Our Attuned Countertransference: can virtual reality experiences develop it

Event Details

29th September, 2025
10:00 am - 01:00 pm
Teacher's Club, Dublin 1

Our Attuned Countertransference: can virtual reality experiences develop it?

There is a significant amount of work happening at the interface between research on mental health and Virtual Reality (VR), Augmented Reality (AR), and Mixed Reality (MR). For example, our speaker Noreen Giffney is part of the creative team behind ‘The World Comes Alive’ – a new VR experience and the first underpinned by psychoanalytic thinking, directed by Prof. Jill Bennett in the felt Experience & Empathy Lab at the University of NSW in Sydney. Noreen will provide us with an overview of the development of ‘The World Comes Alive’, focusing on psychoanalytic theories that inform it, including writings by Melanie Klein, Wilfred Bion, Marion Milner, Donald Winnicott, Christopher Bollas, Betty Joseph and Thomas Ogden.

She will then talk about how ‘The World Comes Alive’ might be useful in clinical training in psychoanalytic work and further professional training contexts, for the development and integration of theoretical knowledge with observation, analytical and interpretive skills, as well as increasing the capacity for self-awareness and self-reflectivity – all needed for our work in the consulting room.

The development of a clinical skill incorporates reading, demonstration, practice and repetition; it involves activity, and it needs to be shown and perceived in the external environment. Important skills in a psychoanalytic context include being able to observe, analyse and interpret. Capacity is different: capacity needs to be developed from the inside. Psychoanalytic trainings facilitate the enlargement of capacity through lengthy, immersive experiences such as a personal analysis, an infant observation, and an experiential group.

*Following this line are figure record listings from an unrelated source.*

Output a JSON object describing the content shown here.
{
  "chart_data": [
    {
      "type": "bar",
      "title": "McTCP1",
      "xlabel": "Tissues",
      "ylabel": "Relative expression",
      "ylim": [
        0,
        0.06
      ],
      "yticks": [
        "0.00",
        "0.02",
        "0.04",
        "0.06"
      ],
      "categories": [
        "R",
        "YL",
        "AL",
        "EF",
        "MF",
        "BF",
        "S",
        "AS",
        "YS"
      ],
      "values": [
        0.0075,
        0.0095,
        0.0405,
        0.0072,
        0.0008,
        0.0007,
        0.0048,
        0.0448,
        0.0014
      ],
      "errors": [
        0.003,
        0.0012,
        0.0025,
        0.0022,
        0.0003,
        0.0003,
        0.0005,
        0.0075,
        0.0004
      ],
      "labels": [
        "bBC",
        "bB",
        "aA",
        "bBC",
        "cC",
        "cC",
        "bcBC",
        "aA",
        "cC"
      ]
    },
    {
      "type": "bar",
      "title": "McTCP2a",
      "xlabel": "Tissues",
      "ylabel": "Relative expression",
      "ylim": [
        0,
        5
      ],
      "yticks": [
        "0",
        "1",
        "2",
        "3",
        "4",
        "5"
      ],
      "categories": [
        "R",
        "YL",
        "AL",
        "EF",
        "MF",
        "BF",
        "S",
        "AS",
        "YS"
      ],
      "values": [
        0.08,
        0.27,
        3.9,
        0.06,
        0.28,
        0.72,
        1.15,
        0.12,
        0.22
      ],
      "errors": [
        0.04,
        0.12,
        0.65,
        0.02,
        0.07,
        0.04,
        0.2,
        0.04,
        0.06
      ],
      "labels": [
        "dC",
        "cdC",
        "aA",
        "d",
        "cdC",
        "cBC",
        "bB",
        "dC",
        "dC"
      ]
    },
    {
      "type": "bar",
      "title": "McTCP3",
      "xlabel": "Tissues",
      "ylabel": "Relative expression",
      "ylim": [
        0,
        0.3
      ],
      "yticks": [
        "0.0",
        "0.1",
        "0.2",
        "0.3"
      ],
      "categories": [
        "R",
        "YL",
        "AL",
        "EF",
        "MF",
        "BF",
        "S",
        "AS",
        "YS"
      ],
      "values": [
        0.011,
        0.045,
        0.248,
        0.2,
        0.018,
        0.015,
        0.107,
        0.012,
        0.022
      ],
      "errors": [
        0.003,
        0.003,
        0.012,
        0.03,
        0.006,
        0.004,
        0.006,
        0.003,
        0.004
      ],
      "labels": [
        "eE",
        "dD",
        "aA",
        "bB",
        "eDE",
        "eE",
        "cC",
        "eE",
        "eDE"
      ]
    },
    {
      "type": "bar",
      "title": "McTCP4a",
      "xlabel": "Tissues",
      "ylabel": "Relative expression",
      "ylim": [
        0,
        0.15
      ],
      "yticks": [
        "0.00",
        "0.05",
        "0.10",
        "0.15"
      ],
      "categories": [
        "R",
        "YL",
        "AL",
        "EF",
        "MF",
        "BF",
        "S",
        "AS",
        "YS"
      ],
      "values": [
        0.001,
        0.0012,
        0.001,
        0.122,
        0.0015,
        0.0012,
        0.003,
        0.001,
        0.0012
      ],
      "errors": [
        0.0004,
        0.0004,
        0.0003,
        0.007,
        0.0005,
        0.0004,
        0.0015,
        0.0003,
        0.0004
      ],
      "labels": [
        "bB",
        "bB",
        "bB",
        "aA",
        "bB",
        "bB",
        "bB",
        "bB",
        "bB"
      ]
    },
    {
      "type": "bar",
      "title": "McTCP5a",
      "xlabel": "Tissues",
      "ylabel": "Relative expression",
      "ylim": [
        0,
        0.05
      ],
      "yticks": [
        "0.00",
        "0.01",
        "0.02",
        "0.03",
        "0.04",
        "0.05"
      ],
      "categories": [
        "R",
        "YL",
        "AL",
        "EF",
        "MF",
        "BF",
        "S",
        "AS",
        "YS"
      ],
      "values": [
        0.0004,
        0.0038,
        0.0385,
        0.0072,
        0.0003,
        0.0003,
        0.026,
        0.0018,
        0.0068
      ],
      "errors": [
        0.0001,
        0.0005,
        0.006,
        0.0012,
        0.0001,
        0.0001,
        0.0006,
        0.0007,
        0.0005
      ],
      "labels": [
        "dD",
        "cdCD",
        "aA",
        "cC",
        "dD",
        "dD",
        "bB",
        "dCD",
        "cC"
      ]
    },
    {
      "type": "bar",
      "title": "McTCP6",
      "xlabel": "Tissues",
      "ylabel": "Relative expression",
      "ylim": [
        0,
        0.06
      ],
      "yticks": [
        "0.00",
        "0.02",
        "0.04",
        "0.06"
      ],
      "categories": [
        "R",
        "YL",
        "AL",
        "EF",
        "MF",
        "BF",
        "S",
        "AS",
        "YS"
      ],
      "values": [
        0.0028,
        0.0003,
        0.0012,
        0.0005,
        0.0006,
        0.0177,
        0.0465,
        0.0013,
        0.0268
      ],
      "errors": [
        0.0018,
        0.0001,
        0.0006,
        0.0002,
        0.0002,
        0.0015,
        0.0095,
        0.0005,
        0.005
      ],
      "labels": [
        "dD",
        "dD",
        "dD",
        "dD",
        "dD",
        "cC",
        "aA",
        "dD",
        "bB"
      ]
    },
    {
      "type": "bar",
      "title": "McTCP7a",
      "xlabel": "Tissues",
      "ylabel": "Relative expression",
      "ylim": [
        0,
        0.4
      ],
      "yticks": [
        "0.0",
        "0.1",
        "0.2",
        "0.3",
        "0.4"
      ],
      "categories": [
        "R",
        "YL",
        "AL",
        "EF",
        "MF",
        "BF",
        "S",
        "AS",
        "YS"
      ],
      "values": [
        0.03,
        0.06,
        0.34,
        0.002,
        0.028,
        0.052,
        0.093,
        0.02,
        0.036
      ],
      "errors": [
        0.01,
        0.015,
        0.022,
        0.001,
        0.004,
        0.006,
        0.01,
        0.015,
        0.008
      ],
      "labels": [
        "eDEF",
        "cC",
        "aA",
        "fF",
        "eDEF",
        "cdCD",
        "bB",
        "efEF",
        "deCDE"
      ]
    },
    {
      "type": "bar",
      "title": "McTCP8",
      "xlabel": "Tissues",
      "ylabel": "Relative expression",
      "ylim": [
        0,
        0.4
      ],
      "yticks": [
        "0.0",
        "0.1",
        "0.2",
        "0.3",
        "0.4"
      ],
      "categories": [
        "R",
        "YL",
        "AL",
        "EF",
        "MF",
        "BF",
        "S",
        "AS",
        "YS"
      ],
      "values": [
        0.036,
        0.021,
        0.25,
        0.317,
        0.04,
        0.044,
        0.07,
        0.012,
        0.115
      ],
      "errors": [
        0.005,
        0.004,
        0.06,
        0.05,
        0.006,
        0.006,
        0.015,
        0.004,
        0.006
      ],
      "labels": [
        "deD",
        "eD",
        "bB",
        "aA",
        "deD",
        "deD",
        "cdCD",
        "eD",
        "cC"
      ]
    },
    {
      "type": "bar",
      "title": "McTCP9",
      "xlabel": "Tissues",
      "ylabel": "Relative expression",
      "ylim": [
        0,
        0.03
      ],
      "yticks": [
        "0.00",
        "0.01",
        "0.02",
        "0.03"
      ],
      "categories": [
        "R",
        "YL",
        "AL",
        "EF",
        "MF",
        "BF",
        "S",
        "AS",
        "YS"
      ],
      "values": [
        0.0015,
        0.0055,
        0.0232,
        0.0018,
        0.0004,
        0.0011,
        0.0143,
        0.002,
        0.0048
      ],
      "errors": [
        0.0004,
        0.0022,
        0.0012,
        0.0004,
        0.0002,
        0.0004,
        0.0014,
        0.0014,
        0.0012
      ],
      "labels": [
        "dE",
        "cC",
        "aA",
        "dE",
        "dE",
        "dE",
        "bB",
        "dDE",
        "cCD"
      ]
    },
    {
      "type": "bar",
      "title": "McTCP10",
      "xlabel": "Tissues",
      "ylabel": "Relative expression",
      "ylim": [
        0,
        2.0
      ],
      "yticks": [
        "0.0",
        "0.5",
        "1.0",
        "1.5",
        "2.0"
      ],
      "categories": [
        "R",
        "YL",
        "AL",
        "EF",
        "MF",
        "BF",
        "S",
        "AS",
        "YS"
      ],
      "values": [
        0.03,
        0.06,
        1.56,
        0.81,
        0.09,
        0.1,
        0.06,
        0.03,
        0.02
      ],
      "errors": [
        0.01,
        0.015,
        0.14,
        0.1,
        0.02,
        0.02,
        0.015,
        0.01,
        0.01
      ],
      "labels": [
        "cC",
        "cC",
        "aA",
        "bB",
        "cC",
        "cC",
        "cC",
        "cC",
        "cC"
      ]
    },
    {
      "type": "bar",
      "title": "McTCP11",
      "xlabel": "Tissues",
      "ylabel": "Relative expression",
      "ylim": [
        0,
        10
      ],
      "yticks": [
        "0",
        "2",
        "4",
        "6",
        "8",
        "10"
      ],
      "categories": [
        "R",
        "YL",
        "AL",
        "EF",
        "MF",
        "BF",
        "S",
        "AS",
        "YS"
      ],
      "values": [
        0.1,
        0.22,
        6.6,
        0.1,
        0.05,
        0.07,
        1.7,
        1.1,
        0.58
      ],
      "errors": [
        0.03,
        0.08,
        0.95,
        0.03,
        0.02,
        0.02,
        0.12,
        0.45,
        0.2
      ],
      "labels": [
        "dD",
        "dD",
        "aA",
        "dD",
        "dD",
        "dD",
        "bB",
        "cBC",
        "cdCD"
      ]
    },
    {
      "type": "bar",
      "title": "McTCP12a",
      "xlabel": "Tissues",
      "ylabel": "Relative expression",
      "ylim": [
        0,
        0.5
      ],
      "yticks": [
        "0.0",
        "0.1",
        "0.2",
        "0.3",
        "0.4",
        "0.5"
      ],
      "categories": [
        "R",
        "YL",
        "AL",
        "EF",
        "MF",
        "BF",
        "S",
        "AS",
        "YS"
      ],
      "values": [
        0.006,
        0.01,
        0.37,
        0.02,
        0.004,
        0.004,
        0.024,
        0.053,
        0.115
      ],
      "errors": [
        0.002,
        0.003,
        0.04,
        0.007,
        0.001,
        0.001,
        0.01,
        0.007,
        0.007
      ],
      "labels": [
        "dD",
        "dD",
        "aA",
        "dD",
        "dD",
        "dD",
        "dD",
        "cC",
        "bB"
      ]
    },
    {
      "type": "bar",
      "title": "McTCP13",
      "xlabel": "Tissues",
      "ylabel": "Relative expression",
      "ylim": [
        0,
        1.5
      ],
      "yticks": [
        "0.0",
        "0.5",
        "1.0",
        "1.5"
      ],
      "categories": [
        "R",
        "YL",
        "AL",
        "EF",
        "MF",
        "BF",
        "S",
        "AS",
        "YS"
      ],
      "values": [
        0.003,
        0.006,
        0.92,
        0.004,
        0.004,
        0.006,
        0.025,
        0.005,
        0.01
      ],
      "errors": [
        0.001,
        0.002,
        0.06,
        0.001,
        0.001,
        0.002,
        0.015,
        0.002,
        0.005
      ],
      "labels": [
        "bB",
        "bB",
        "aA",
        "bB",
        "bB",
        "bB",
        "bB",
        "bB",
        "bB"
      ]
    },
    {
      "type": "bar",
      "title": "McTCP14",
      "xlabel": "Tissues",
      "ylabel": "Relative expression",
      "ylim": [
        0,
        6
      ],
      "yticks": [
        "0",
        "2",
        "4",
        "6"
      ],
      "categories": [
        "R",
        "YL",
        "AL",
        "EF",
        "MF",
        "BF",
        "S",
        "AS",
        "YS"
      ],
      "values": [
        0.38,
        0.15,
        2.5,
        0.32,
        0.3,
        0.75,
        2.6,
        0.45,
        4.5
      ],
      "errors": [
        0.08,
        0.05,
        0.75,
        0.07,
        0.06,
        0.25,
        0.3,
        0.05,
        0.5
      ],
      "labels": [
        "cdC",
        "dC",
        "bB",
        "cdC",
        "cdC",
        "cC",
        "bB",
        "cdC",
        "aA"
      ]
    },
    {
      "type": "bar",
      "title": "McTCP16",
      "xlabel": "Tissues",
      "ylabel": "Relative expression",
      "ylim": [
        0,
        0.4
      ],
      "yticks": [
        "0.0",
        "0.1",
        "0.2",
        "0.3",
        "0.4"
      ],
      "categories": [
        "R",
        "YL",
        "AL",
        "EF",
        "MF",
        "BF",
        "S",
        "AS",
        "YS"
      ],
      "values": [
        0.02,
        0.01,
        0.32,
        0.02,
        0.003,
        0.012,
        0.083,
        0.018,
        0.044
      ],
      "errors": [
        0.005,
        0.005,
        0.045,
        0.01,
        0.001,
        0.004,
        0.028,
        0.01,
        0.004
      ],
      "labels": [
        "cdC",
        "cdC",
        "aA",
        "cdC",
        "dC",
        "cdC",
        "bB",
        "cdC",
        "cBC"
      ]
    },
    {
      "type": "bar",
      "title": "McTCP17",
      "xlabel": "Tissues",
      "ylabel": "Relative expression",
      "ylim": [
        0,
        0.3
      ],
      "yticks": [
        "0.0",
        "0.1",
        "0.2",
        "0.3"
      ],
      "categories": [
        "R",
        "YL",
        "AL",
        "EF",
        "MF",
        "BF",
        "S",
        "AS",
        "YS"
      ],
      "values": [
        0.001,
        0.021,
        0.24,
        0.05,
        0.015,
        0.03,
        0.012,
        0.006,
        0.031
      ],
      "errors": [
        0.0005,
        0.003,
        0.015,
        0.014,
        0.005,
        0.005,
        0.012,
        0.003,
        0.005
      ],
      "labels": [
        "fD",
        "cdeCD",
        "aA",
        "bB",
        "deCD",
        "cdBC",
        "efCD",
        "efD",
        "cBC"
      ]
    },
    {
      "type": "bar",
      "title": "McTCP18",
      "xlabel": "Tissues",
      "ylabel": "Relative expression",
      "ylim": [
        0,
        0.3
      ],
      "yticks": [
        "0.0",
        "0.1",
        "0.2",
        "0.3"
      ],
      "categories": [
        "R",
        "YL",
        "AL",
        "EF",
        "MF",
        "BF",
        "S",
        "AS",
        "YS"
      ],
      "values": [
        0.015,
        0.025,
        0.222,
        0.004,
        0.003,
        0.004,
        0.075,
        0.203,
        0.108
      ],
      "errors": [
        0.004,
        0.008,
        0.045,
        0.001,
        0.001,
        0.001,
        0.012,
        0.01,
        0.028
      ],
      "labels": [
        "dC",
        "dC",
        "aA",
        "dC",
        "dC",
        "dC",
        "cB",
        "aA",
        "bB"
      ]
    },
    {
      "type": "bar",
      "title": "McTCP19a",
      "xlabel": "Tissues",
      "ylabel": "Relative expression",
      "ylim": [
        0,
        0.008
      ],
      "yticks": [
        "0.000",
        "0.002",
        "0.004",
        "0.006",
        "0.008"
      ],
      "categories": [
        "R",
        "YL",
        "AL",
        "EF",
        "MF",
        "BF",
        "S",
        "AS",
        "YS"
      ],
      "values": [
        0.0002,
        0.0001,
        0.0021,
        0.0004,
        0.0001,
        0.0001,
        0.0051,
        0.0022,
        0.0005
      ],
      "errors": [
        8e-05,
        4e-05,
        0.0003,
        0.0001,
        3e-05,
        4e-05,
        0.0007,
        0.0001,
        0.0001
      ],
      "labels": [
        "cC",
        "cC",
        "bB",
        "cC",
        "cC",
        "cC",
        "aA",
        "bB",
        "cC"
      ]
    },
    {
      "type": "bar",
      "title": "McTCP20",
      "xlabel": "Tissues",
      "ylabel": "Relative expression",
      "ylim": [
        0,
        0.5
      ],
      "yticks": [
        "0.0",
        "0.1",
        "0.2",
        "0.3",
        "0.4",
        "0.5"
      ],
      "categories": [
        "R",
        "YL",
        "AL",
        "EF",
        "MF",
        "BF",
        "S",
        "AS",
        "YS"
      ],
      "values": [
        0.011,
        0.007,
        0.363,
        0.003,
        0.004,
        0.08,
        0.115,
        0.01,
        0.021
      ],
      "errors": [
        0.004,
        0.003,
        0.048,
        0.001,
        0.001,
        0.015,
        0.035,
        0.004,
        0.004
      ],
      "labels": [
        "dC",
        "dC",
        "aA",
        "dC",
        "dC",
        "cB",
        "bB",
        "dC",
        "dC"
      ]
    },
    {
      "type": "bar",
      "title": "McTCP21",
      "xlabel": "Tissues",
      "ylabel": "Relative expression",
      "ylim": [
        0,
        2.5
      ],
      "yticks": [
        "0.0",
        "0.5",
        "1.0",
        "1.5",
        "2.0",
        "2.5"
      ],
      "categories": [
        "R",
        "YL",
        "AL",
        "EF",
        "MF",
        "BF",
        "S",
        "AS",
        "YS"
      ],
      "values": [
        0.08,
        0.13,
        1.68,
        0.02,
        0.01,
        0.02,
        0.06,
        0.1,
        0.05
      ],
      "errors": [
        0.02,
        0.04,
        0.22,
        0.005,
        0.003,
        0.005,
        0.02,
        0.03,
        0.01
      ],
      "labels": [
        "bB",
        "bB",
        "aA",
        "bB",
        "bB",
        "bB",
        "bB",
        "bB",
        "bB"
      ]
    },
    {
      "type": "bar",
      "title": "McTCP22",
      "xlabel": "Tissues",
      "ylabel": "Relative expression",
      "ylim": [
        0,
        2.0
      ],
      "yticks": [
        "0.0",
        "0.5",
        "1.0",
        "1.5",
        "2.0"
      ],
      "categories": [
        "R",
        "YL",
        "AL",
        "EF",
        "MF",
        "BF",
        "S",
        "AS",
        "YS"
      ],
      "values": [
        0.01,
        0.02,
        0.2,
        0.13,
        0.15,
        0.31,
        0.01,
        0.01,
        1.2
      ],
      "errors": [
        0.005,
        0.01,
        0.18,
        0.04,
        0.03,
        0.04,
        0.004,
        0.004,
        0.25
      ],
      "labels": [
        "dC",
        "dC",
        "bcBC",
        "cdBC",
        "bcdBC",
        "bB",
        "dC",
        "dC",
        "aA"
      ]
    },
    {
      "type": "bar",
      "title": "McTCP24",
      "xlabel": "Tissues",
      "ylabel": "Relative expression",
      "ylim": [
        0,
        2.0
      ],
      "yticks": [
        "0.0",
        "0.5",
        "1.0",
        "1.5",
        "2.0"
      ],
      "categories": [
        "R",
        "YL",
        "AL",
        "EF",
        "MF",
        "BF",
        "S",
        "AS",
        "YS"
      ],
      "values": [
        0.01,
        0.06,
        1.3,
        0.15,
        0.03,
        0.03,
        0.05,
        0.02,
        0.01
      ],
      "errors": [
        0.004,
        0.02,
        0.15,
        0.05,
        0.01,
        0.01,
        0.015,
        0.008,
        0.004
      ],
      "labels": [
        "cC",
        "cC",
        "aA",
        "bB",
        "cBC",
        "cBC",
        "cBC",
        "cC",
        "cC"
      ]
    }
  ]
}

Theory is introduced and taught by means of reading, talking and writing, which can prompt a less emotional and more rational and intellectual way of engaging with it, with the result that theory can remain split off and unintegrated. Noreen will explain how and why she thinks ‘The World Comes Alive’ might be useful for bypassing the therapist’s / analyst’s defences of rationalisation and intellectualisation in presenting a ‘here and now’ experience informed by the theories required for the clinical practice of psychoanalysis.